Jika dibandingkan dengan novelnya, memang isi yang terdapat dari film DANUR
sangat jauh berbeda. Karena, seperti yang dikatakan Risa, Peter Cs—kelima teman hantu Risa—tidak ingin jika kisah-kisah masa
lalu mereka yang kelam dipublikasikan secara besar-besaran. Seperti yang kalian
tahu, sebagian besar isi buku Gerbang Dialog Danur adalah tentang kronologi
bagaimana ‘mereka’ terbunuh. Jadi, tidak heran apabila ‘mereka’ menginginkan
peran yang besar, yang lebih hebat di film ini, yaitu untuk menjadi pahlawan
bagi Risa.
Perbedaan
lain juga ada pada tokoh Peter Cs sendiri. Jika sebenarnya mereka terdiri dari
5 anak—Peter, William, Hans, Hendrick, dan Janshen—beda halnya dengan di film
yang hanya terdiri dari Peter, William dan Janshen saja. Hal ini tentu membuat
kami—yang sudah membaca novelnya—menjadi bingung. Kira-kira, karena alasan apa
Hans dan Hendrick tidak ada di film? Tapi sejauh ini, kabar yang beredar menyatakan
bahwa memang tidak ada cast yang sesuai untuk kedua tokoh ini.
SUMBER: DI SINI |
Film
DANUR dibuka dengan sebuah prolog yang mengambil secuil adegan dari bagian ending-nya, yaitu saat Risa—yang
diperankan oleh Prilly—memainkan piano dan menyanyikan lagu Boneka Abdi untuk memanggil ketiga
sahabat hantunya. Setelahnya, cerita terlempar beberapa tahun sebelumnya, saat
Risa masih berusia 8 tahun, dan diperankan oleh Asha Kanyeri. Suasana yang dibangun di awal cerita memang cukup
mencekam. Dengan tata cahaya dalam film yang temaram dan backsound menegangkan yang turut mengiringi setiap adegan, suasana
seram menjadi mudah terbangun di dalam studio. Asha sendiri, saya rasa berhasil
memainkan karakter Risa dengan sangat baik, dan saya benar-benar bisa merasakan
bagaimana kesepian dan kesendirian yang ia rasakan. Segala bentuk kesepian yang
Risa kecil rasakan memang sangat ditekankan secara penuh. Mulai dari tidak
adanya anggota keluarga yang menemani—kecuali Mang Ujang (Fuad Idris)—sampai saat Risa merayakan ulang tahunnya sendiri.
Di
usianya yang kedelapan tahun, harapan Risa hanya ingin memiliki seorang teman.

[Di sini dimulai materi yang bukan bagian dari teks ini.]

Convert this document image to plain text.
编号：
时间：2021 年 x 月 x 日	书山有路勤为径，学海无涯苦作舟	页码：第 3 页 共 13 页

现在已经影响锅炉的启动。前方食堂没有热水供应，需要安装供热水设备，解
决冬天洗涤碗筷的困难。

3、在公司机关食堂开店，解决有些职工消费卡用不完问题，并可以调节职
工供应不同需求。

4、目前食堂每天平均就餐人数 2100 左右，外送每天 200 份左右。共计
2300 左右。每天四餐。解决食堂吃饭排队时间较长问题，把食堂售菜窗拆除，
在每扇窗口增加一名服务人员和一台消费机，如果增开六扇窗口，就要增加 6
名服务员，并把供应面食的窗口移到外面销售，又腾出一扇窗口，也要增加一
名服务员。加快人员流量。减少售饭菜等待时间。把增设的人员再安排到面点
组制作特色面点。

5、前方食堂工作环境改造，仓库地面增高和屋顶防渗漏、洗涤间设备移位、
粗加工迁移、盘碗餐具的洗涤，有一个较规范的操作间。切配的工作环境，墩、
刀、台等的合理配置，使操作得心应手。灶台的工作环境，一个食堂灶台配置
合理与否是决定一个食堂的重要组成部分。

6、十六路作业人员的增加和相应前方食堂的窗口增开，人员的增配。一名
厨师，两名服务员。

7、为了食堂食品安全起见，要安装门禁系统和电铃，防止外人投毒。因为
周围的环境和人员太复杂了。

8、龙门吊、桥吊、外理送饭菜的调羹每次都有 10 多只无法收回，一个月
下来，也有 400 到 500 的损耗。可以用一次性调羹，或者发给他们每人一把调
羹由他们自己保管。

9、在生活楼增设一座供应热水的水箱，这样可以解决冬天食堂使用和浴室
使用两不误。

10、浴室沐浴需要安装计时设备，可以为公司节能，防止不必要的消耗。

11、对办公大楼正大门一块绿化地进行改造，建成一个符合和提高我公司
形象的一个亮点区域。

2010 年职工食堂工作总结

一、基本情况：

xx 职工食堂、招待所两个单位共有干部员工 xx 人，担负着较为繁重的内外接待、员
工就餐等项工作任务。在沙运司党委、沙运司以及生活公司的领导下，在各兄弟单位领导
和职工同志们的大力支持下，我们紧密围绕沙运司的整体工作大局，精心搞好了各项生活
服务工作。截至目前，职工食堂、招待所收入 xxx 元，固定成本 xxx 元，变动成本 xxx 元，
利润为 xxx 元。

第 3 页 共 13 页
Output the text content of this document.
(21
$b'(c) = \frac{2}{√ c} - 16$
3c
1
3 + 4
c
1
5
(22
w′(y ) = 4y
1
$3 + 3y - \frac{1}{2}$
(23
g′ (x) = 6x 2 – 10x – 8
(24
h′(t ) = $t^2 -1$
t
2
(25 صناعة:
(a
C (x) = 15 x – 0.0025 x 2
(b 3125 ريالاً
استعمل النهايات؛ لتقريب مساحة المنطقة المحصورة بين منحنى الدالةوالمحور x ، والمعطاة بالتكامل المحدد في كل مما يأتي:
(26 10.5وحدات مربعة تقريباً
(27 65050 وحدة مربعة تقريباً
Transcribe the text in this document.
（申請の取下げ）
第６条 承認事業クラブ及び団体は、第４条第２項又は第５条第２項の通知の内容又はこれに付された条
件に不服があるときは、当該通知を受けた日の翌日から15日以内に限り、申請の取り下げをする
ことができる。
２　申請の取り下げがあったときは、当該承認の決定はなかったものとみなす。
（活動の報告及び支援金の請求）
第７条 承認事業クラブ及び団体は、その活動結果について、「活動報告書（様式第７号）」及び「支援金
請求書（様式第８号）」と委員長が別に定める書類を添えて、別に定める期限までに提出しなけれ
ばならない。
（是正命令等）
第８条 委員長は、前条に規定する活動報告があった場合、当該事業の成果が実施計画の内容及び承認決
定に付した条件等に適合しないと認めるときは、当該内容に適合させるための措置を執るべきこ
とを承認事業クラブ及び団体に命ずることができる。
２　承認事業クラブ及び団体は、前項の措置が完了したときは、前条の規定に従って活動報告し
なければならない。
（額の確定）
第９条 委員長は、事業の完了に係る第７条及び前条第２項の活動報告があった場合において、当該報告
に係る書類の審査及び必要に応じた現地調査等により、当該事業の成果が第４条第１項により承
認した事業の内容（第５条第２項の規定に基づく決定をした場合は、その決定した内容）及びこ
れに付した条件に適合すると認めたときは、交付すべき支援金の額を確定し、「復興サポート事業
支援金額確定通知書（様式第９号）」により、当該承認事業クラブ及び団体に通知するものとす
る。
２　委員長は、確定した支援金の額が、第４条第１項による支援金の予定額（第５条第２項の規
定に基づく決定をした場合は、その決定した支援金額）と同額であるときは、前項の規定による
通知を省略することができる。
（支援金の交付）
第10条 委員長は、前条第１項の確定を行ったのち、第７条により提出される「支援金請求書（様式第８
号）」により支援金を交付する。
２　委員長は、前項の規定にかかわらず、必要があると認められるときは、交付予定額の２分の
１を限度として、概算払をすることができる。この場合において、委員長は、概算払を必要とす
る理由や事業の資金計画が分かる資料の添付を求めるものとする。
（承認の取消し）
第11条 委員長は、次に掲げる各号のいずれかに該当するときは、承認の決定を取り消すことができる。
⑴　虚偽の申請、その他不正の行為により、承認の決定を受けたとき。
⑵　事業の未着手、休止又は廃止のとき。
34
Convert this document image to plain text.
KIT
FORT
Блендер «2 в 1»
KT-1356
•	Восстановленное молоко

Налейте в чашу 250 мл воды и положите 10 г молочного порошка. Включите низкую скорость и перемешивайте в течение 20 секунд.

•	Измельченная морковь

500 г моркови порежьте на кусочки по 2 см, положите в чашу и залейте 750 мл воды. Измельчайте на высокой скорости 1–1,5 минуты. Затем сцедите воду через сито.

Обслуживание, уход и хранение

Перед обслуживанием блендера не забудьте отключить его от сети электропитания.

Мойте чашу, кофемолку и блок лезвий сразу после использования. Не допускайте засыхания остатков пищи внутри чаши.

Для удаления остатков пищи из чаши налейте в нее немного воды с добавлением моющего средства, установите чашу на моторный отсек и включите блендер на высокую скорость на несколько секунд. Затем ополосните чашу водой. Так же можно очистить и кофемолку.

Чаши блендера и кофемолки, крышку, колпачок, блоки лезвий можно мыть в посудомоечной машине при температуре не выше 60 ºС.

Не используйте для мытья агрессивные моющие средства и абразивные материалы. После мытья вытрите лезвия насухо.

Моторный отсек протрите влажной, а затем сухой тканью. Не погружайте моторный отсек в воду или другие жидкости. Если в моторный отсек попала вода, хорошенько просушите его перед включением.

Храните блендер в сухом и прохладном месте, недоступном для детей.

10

Dan siapa sangka, harapannya tersebut dengan cepat dikabulkan. Pertemuan
pertamanya dengan Peter Cs memang cukup lucu, yaitu saat Peter, Will, dan
Janshen bermain petak umpet di dalam rumah Risa. Jika kita melihat bagaimana
mereka bermain, sungguh tidak cocok sekali jika film ini dikategorikan sebagai
film horor. Karena memang pasti kita akan merasa lucu dan gemas melihatnya.
Yang membuatkan terkesan horor adalah karena teman-teman Risa ini bukan
manusia, tapi hantu.
Singkat
cerita, Ibu Risa—Kinaryosih—yang
melihat keanehan putrinya, dan dengan didukung bukti dari Mang Ujang sekaligus
pernyataan seorang psikolog, memanggil seorang kyai untuk memastikan keanehan apa
yang ada dalam diri Risa. Dan ternyata memang benar, Risa memiliki kelainan
bisa melihat makhluk halus, yang biasa disebut indigo.
Setelahnya,
cerita terlempar beberapa tahun ke depan saat Risa sudah besar, dan kembali ke
rumah yang dulu di tempatinya, untuk menjaga nenek Risa. Sampai di sini, alur
cerita masih berjalan baik. Namun setelahnya, saya merasa bahwa alur cerita
berjalan sangat cepat, dan suasana yang terbangun cukup jauh dari kata
‘tegang’. Yang membuat film ini seram hanya karena backsound-nya yang berhasil bikin saya kaget di beberapa bagian. Bahkan kehadiran Asih pun, masih tidak begitu
menyeramkan bagi saya. Terlebih saat ia menampakkan wajahnya dengan mangap di
cermin—kalau tidak salah—dan itu justru membuat seisi studio ketawa, bukannya
takut. Saya heran, kenapa sosok Asih—Shareefa
Danish—di sini juga dibuat beda dengan yang ada
di novel? Peran Asih di sini lebih cenderung kepada hantu sekaligus nanny dengan penampilan yang cukup
‘rapi’ dan tidak semenyeramkan yang saya kira. Sementara Asih di novel, adalah
sosok kuntilanak menyeramkan dengan tali tambang yang terlilit di lehernya. Anehnya,
saya justru beranggapan bahwa penampilan Nenek Risa lah—Inggrid Widjanarko—yang
lebih seram ketimbang Asih.
Konflik
yang bergulir pun bagi saya cenderung biasa, dan kurang kompleks. Hal ini pun
turut memengaruhi durasi film menjadi agak pendek, yaitu 78 menit. So, saya
merasa kalau film ini selesai ‘gitu aja’ tanpa meninggalkan kesan yang berarti.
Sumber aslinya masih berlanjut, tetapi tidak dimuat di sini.